Words that vapers everywhere have been waiting to hear. Experts are now concluding that e-cigarettes are extremely less harmful than regular cigarettes—95% less harmful to be exact. With this, and more information coming to light experts are backing e-cigs and saying that they may, in fact, truly have the potential to help smokers quit.
The study out August 19th, was published by Public Health England (PHE), and included an expert independent evidence review that concluded e-cigarettes were not only significantly less harmful to people’s health than tobacco, but that they also have the possibility to help smokers kick the habit.
The quote, right on the main page of the PHE’s press release states: “E-cigarettes are 95% less harmful to your health than normal cigarettes. When supported by a smoking cessation service, they help most smokers to quit tobacco altogether.”
First, the study confirms what many others have concluded before. E-cigarettes are safer. However, the findings of this particular study also delve into some of the other issues that have been plaguing e-cigarettes since they entered the market in 2007. Unlike their combustible counterparts, e-cigarettes emit a vapor that delivers nicotine (though not always) to a user without the harmful contaminants that exist in tobacco smoke and tar.
The review was commissioned by PHE and conducted by Professor Ann McNeill of King’s College London as well as Professor Peter Hajek from Queen Mary University of London. They believe that e-cigarettes are a contributing factor to falling smoking rates among adults and young people.
What PHE published was a review of a comprehensive study that found most notably that nearly all of the 2.6 million adults using e-cigarettes in Great Britain were either current or ex-smokers. Of these, most were using e-cigs to help them quit smoking by keeping them from going back to using traditional cigarettes. Less than 1% of these were young adults or youth who had never smoked before, but became regular e-cigarette users. These numbers seem to put to rest the concern about youth gateway use as well as show their real world use as cessation devices.
Unfortunately, there still is a lot of misinformation out there. While the study shows that they are 95% less harmful than regular cigarettes, the reality is almost half of the population (44.8%) still doesn’t know that e-cigs are less hazardous. The long term anti-vaping campaigns that are ever present in the media have convinced many that e-cigarettes are just the same as their combustible predecessors. However, this is clearly very far from the truth.
The study also investigated the claims that e-cigarettes will be some sort of gateway for children into smoking. The review authors, however, are sure to make clear that there is no evidence that e-cigarettes are currently acting as a route for children to begin smoking.
Professor McNeill confirms her findings in a statement, “There is no evidence that e-cigarettes are undermining England’s falling smoking rates. Instead the evidence consistently finds that e-cigarettes are another tool for stopping smoking and in my view smokers should try vaping and vapers should stop smoking entirely. E-cigarettes could be a game changer in public health in particular by reducing the enormous health inequalities caused by smoking.”
Her coauthor agrees. Dr. Hajek, who like his colleague is a well-known e-cigarette expert, believes that the evidence points to e-cigarettes being remarkably safer than regular smokes. He states: “My reading of the evidence is that smokers who switch to vaping remove almost all the risks smoking poses to their health. Smokers differ in their needs and I would advise them not to give up on e-cigarettes if they do not like the first one they try. It may take some experimentation with different products and e-liquids to find the right one.”
Many experts, beyond the qualified review authors, are now chiming in and supporting e-cigarettes and their potential for harm reduction and as cessation products.
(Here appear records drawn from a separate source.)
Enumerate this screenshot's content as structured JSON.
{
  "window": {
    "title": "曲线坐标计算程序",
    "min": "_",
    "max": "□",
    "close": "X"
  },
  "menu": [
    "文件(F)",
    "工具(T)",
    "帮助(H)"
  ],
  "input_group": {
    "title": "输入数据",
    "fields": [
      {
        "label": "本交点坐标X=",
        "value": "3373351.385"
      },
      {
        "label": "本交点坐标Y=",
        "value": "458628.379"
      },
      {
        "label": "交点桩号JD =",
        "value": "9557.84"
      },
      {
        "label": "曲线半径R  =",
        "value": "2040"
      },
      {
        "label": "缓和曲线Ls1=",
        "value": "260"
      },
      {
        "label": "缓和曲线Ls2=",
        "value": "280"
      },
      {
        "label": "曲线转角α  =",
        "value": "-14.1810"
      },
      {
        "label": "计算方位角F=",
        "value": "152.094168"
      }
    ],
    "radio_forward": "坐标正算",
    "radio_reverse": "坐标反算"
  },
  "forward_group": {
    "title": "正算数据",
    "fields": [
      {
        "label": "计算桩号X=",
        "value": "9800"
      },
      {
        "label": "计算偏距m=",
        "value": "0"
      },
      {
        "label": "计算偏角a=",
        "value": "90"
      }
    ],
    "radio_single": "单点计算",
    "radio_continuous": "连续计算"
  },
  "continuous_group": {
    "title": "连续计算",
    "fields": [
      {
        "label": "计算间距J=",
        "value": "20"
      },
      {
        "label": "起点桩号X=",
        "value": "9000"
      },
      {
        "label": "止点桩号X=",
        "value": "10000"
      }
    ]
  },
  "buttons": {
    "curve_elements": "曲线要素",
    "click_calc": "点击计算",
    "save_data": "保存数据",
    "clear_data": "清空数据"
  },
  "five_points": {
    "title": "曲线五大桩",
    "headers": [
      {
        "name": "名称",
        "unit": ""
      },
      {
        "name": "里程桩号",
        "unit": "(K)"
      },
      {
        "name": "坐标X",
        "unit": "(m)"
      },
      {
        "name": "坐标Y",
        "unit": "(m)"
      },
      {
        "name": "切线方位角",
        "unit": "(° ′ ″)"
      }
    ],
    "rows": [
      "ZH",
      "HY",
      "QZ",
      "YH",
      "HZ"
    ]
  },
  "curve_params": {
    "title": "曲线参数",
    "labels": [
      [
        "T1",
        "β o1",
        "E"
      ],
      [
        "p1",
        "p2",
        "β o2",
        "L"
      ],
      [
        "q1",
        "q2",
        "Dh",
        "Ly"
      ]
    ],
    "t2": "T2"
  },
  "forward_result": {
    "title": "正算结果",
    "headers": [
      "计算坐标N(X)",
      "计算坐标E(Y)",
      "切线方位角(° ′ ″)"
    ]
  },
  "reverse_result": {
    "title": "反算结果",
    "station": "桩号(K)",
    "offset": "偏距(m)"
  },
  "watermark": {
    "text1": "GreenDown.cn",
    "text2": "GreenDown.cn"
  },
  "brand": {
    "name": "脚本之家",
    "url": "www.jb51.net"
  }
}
Professor Kevin Fenton is the Director of Health and Wellbeing at Public Health England and he voice his support stating:
“E-cigarettes are not completely risk-free but when compared to smoking, evidence shows they carry just a fraction of the harm. The problem is people increasingly think they are at least as harmful and this may be keeping millions of smokers from quitting. Local stop smoking services should look to support e-cigarette users in their journey to quitting completely.”
Professor Linda Bauld is Cancer Research UK’s leading expert in cancer prevention. Her statement also paints a clear picture of the potential for e-cigs as a cessation device:
“Fears that e-cigarettes have made smoking seem normal again or even led to people taking up tobacco smoking are not so far being realized based on the evidence assessed by this important independent review. In fact, the overall evidence points to e-cigarettes actually helping people to give up smoking tobacco.”
Other health relate organizations, even ones that specialize in stop smoking services, are recognizing the potential e-cigarettes have to help people kick the habit. Lisa Surtees is the acting director at Fresh Smoke Free North East, which is the first region in the UK where all of their stop smoking services accept e-cigarettes as a cessation option. Surtees statement was as follows:
“Our region has always kept an open mind towards using electronic cigarettes as we can see the massive potential health benefits from switching. All of our local NHS Stop Smoking Services now proactively welcome anyone who wants to use these devices as part of their quit attempt and increase their chance of success.”
With these new findings it is likely that more expert support for e-cigarettes and those who want to quit smoking is just around the corner.